Aanpak van misstanden buiten Nederland


Aanpak van misstanden buiten Nederland 
 
Onze onderzoekers krijgen regelmatig te maken met kwesties waarbij de werkgever in het buitenland is gevestigd, of waarbij de feitelijk te onderzoeken gebeurtenissen in het buitenland plaatsvinden. Voor het Huis is dit een complicerende factor. Eenvoudigweg omdat bijvoorbeeld onze onderzoeksbevoegdheden niet verder reiken dan de eigen landsgrens. Toch kunnen we in sommige gevallen wel iets doen.

Een paar zaken die de afgelopen tijd aan het Huis zijn voorgelegd gingen over situaties waarbij in Nederland gevestigde organisaties financiële of andere vormen van steun aan het buitenland verleent. De organisatie en uitvoering van die steun loopt doorgaans via in Nederland gevestigde Nederlandse organisaties. Deze organisaties werken daarbij samen met lokale organisaties of autoriteiten van het betreffende land.

Vanwege de afstand is het uitoefenen van toezicht op de juiste besteding van middelen lastiger te organiseren. Misbruik, fraude en corruptie liggen in dat geval op de loer. Als een in Nederland gevestigde organisatie van een eigen medewerker verneemt dat hier mogelijk sprake van is, dan mag verwacht worden dat daarop wordt geacteerd. In een aantal gevallen is dat niet of onvoldoende gebeurd. 

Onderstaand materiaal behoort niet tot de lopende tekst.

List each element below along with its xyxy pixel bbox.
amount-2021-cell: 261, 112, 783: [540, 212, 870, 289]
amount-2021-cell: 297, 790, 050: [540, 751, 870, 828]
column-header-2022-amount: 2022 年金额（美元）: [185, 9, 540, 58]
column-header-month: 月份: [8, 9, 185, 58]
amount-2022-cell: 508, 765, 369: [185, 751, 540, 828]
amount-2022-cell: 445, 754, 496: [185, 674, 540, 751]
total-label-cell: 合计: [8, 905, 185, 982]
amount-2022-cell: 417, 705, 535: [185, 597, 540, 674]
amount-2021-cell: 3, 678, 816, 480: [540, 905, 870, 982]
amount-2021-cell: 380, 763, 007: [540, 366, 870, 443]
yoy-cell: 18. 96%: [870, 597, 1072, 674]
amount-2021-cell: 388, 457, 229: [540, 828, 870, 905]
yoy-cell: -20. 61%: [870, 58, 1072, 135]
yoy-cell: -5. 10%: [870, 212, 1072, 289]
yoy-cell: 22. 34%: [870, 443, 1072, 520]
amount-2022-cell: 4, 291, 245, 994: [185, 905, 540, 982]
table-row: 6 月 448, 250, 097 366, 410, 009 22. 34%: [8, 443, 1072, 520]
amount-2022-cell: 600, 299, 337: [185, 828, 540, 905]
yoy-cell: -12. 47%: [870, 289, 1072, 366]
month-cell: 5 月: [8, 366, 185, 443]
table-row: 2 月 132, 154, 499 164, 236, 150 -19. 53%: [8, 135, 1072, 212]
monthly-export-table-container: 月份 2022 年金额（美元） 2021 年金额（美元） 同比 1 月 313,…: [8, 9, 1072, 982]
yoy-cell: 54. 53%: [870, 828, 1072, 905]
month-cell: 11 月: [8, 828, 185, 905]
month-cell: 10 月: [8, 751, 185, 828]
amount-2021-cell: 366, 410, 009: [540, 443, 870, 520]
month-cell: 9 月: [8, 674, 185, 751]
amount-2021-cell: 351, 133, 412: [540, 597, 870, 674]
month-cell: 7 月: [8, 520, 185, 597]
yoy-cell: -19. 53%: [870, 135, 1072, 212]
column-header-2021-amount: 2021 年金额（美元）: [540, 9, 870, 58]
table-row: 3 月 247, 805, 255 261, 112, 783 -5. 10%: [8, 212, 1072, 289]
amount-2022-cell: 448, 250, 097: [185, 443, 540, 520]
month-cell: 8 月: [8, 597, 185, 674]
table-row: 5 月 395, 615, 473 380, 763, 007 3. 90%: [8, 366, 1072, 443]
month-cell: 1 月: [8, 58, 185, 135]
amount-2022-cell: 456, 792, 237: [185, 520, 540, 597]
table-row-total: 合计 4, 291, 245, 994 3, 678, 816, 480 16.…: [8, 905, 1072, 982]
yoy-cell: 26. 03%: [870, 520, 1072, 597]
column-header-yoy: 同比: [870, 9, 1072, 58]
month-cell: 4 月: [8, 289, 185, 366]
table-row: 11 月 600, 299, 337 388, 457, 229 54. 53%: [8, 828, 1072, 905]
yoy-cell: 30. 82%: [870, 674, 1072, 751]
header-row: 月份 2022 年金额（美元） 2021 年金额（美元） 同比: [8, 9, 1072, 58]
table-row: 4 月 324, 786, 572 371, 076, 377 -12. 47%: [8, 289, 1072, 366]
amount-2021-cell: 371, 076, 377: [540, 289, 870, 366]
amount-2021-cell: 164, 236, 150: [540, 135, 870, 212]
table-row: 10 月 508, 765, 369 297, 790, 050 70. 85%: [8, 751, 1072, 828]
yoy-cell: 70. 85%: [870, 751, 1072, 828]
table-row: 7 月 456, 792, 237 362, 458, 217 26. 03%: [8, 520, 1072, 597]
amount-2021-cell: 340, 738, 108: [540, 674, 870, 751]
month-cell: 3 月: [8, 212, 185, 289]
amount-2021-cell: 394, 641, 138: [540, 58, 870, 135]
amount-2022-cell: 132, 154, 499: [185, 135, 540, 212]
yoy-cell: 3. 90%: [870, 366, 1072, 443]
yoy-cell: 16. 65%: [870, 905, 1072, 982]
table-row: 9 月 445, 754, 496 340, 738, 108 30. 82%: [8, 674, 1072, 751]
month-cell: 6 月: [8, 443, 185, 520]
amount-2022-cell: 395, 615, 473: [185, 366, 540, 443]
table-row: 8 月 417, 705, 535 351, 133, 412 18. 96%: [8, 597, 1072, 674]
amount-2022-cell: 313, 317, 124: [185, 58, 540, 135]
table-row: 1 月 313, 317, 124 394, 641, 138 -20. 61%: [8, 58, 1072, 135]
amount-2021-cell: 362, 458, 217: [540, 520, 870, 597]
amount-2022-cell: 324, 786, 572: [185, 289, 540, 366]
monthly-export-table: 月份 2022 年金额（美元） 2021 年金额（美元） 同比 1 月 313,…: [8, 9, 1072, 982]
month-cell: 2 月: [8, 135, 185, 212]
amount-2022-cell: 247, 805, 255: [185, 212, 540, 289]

In dat laatste geval neemt het Huis de melding van de vermoede misstanden in ontvangst, maar kan het in het buitenland geen onderzoek doen. Op één uitzondering na: dat is dat een melder instemming geeft om zijn werkgever te benaderen, ook al is zijn melding vertrouwelijk. Wij krijgen daardoor de mogelijkheid om met de werkgever in gesprek te gaan, met het doel de werkgever te bewegen tot het nemen van maatregelen. Maatregelen waardoor de vermoede misstand wordt beëindigd en herhaling wordt voorkomen.